Clearly, the algae-to-biofuels road is not a smooth one, and even with the research on algal fuels now being done by Craig Venter’s Synthetic Genomics (with $300 million in funding provided by ExxonMobil), it’s far from certain that algae will turn out to be the preferred biofuels production platform.
But as we have seen, algae is not the only microbe that can make biofuel; so can the industrial microorganism E. coli.
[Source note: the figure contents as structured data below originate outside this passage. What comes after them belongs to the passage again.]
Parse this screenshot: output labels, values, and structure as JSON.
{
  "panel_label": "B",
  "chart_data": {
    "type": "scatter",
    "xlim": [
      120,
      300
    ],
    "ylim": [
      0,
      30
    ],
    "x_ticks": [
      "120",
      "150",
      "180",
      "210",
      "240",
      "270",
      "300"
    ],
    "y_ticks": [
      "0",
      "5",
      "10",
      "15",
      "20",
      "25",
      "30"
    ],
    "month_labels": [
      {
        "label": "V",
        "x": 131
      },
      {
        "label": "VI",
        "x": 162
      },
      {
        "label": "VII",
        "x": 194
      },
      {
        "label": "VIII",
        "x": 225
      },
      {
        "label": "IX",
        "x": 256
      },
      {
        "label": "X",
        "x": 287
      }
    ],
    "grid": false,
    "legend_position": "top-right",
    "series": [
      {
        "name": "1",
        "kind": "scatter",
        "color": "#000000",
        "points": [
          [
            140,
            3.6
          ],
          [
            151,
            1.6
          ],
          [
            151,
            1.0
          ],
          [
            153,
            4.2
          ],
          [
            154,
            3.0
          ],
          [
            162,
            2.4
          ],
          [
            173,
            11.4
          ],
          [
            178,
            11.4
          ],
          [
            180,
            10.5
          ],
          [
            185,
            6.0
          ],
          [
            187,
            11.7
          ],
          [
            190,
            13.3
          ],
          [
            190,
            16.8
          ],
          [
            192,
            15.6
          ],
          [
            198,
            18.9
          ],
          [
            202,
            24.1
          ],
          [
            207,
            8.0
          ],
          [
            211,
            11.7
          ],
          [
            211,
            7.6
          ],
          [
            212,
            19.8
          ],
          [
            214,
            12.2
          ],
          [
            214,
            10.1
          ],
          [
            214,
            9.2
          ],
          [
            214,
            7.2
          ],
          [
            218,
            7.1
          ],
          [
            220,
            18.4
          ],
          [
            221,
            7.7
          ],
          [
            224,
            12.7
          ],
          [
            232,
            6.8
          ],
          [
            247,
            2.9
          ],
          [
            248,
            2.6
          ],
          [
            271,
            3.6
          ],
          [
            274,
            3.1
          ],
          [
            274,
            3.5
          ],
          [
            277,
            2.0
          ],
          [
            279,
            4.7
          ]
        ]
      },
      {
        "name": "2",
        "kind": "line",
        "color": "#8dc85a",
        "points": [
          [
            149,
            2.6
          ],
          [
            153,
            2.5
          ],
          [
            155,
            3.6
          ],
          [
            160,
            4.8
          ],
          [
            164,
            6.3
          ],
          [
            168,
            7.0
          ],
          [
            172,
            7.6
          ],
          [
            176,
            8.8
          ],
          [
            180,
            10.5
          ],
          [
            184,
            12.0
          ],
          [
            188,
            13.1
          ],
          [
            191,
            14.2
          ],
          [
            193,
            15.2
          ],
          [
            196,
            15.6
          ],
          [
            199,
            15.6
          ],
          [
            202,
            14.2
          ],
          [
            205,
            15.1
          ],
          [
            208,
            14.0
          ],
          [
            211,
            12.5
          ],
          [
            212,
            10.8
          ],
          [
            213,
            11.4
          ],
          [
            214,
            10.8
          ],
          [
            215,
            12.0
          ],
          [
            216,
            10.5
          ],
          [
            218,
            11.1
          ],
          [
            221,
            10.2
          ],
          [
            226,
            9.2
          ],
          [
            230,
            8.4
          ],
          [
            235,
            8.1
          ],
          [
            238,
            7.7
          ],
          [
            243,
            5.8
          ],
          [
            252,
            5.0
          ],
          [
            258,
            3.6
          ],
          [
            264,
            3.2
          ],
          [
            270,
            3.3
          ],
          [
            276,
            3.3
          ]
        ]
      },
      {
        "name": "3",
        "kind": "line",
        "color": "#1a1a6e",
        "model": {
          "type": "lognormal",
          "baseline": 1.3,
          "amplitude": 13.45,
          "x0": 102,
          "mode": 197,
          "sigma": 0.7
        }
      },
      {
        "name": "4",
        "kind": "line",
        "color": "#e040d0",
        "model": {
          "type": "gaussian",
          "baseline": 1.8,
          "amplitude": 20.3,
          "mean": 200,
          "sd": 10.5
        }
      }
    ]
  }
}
In 2005 Chris Somerville, a professor of plant and microbial biology at the University of California–Berkeley, Jay Keasling, David Berry, and I co-founded a private start-up company whose objective was to use engineered E. coli to produce commercial quantities of renewable diesel fuel (as well as stocks of sustainable, green chemicals). We called the company LS9 because it was the ninth life sciences firm to be funded by the venture capital group Flagship Ventures. One of the primary attractions of using E. coli as our production platform was that unlike algae, E. coli can be engineered to make its fungible petroleum products directly—the microbe does not need to be broken up in order to release its end product. Instead, we would create these fuels according to a streamlined, one-step synthesis protocol known as consolidated bioprocessing. The microbes would consume feedstock molecules and secrete the desired fuels or chemicals, which would float to the top of a fermenter column where they could be skimmed off like cream—no centrifugation, distillation, or other intermediate steps would be required. Using this protocol, making new petroleum would be as simple and straightforward as brewing beer.